VGH München, Beschluss v. 02.11.2022 – 11 ZB 22.30865
Titel:

Erfolgloser Berufungszulassungsantrag wegen Gehörsverletzung

Normenketten:
AsylVfG § 78 Abs. 3 Nr. 1, Abs. 4 S. 4, § 108 Abs. 2
GG Art. 103 Abs. 1 GG
Leitsätze:
1. Die Ablehnung eines Beweisantrags verletzt das rechtliche Gehör nur dann, wenn sie im Prozessrecht objektiv keine Stütze findet (BVerwG BeckRS 2018, 16812; BVerfG BeckRS 1985, 03885) mit der Folge, dass eine Rüge ohne Erfolg bleibt, wenn nicht die in der Begründung des Gerichts genannten, aber andere Gründe des Verfahrensrechts die beantragte Beweiserhebung ausschließen oder es bereits an einem ordnungsgemäßen Beweisantrag fehlt (BayVGH BeckRS 2020, 1196). (Rn. 3) (redaktioneller Leitsatz)
2. Ein Gericht verletzt seine Pflicht zur erschöpfenden Sachverhaltsaufklärung grundsätzlich dann nicht, wenn es von einer Beweiserhebung absieht, die ein anwaltlich vertretener Beteiligter nicht ausdrücklich beantragt hat (BayVGH BeckRS 2019, 7351). (Rn. 5) (redaktioneller Leitsatz)
Schlagworte:
Berufungszulassungsantrag, rechtsgrundsätzliche Bedeutung, Asylverfahren, Weißrussland, Gehörsrüge, Beweisantrag, Ablehnung, Sachverhaltsaufklärung, Vorladung
Vorinstanz:
VG Ansbach, Urteil vom 08.06.2022 – AN 10 K 17.34654
Fundstelle:
BeckRS 2022, 31538

Tenor

I. Der Antrag auf Zulassung der Berufung wird abgelehnt.
II. Der Kläger trägt die Kosten des Berufungszulassungsverfahrens.

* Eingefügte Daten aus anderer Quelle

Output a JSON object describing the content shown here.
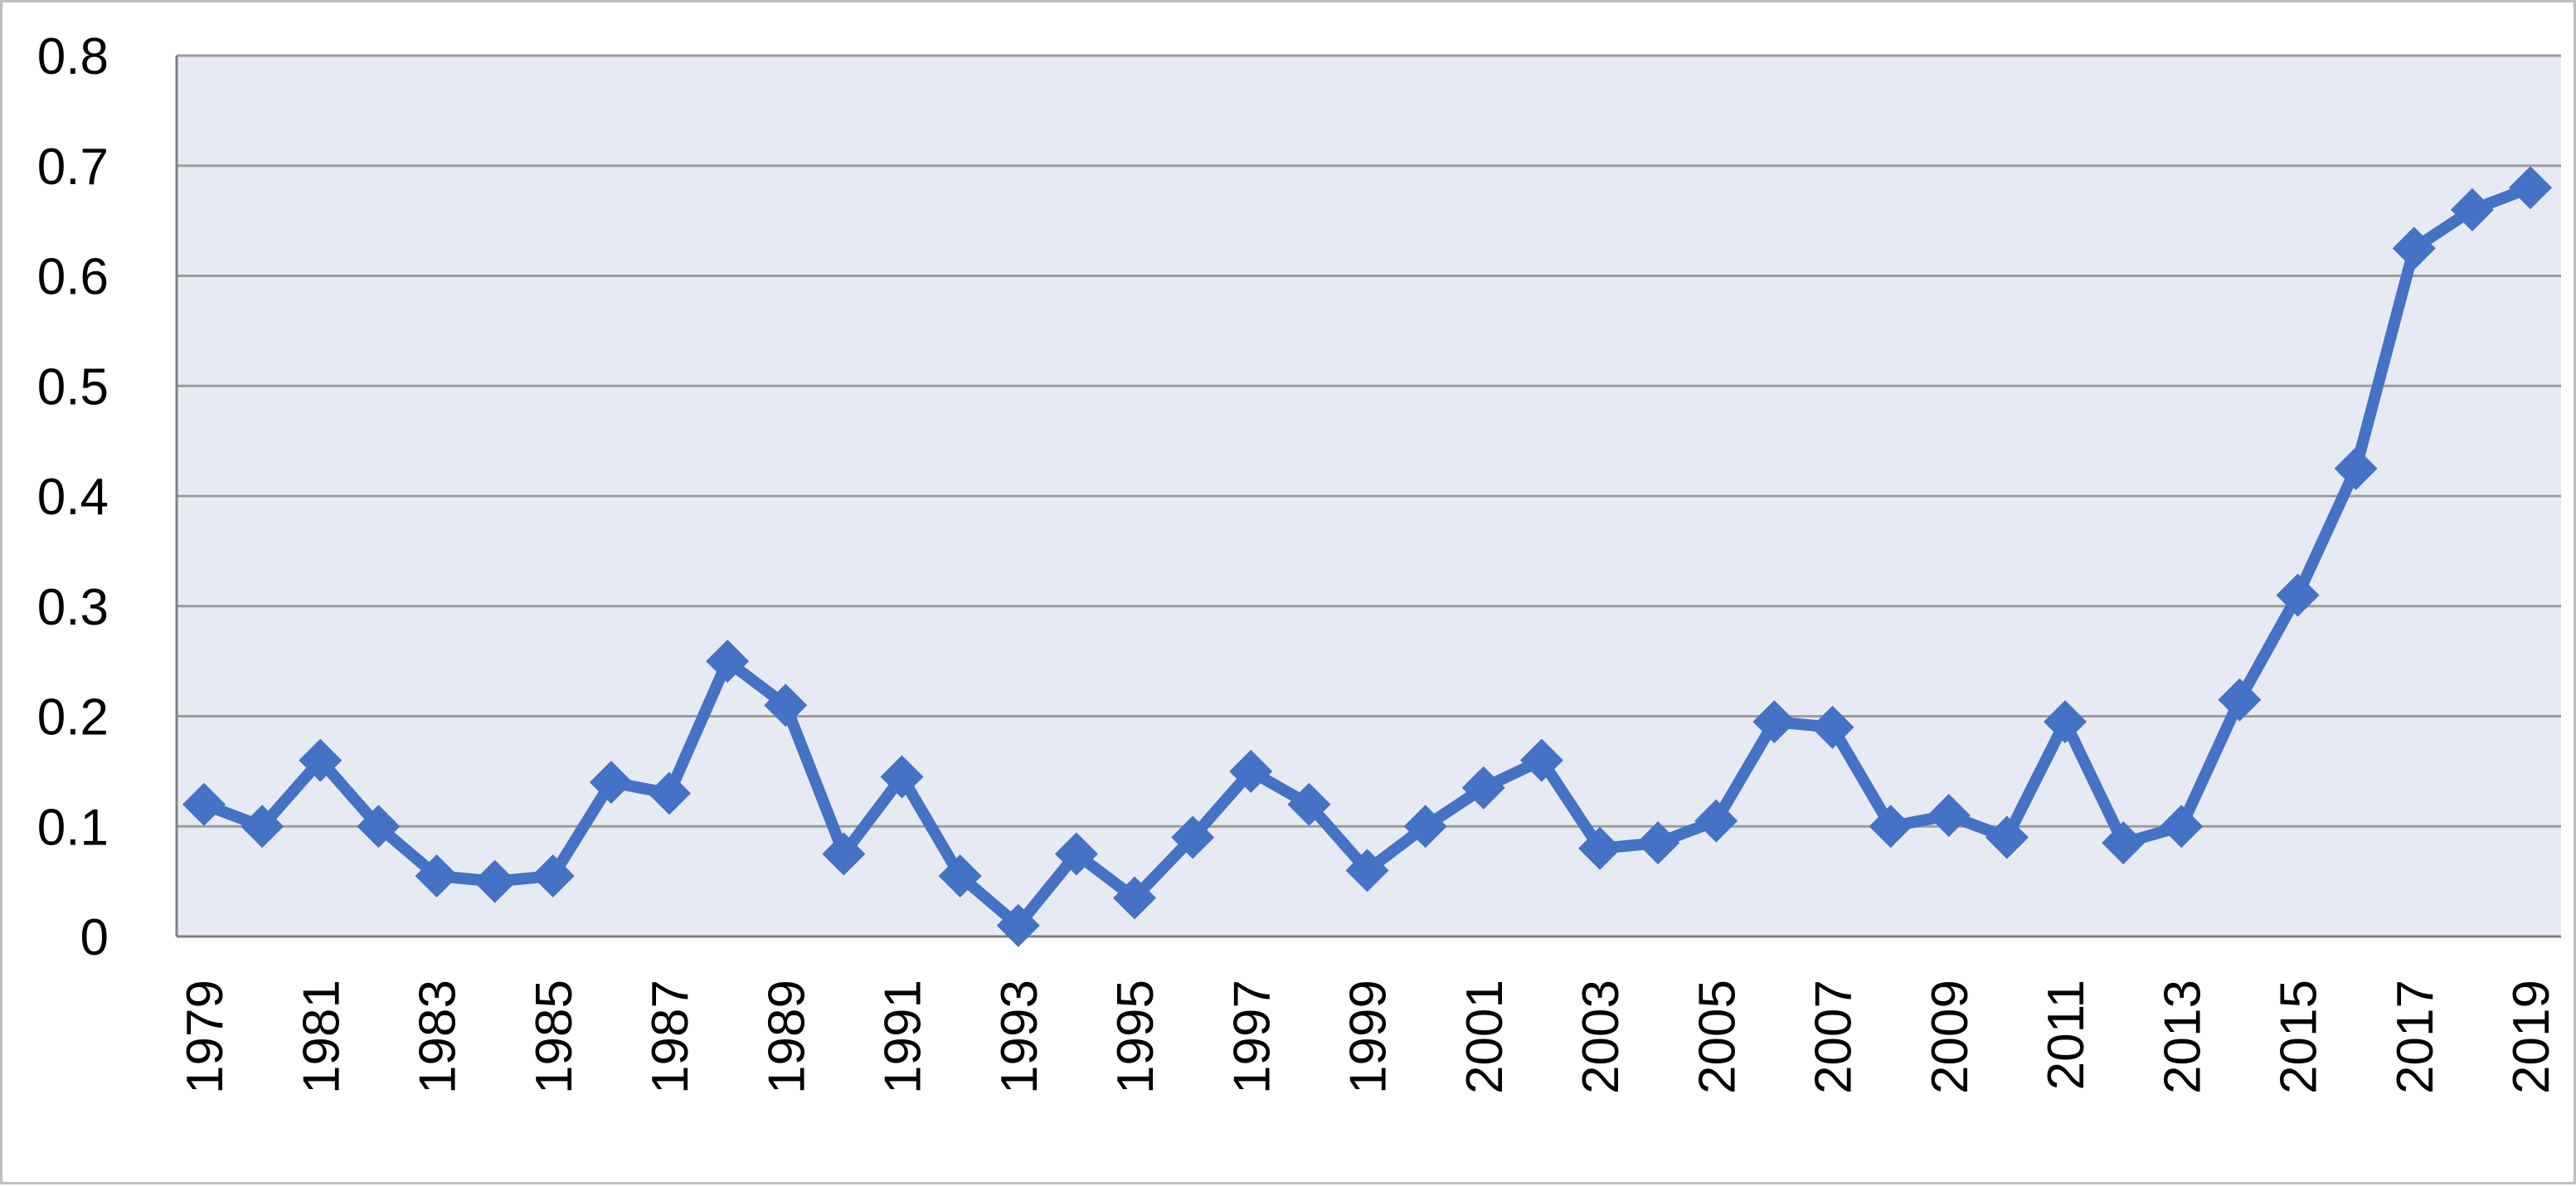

Gerichtskosten werden nicht erhoben.
III. Der Antrag auf Bewilligung von Prozesskostenhilfe und Anwaltsbeiordnung für den Antrag auf Zulassung der Berufung wird abgelehnt.

Gründe

1
Der Antrag auf Zulassung der Berufung hat keinen Erfolg, da die geltend gemachten Zulassungsgründe nicht gegeben bzw. nicht den Anforderungen des § 78 Absatz 4 Satz 4 AsylG entsprechend dargelegt worden sind. Damit war auch der Antrag auf Gewährung von Prozesskostenhilfe abzulehnen.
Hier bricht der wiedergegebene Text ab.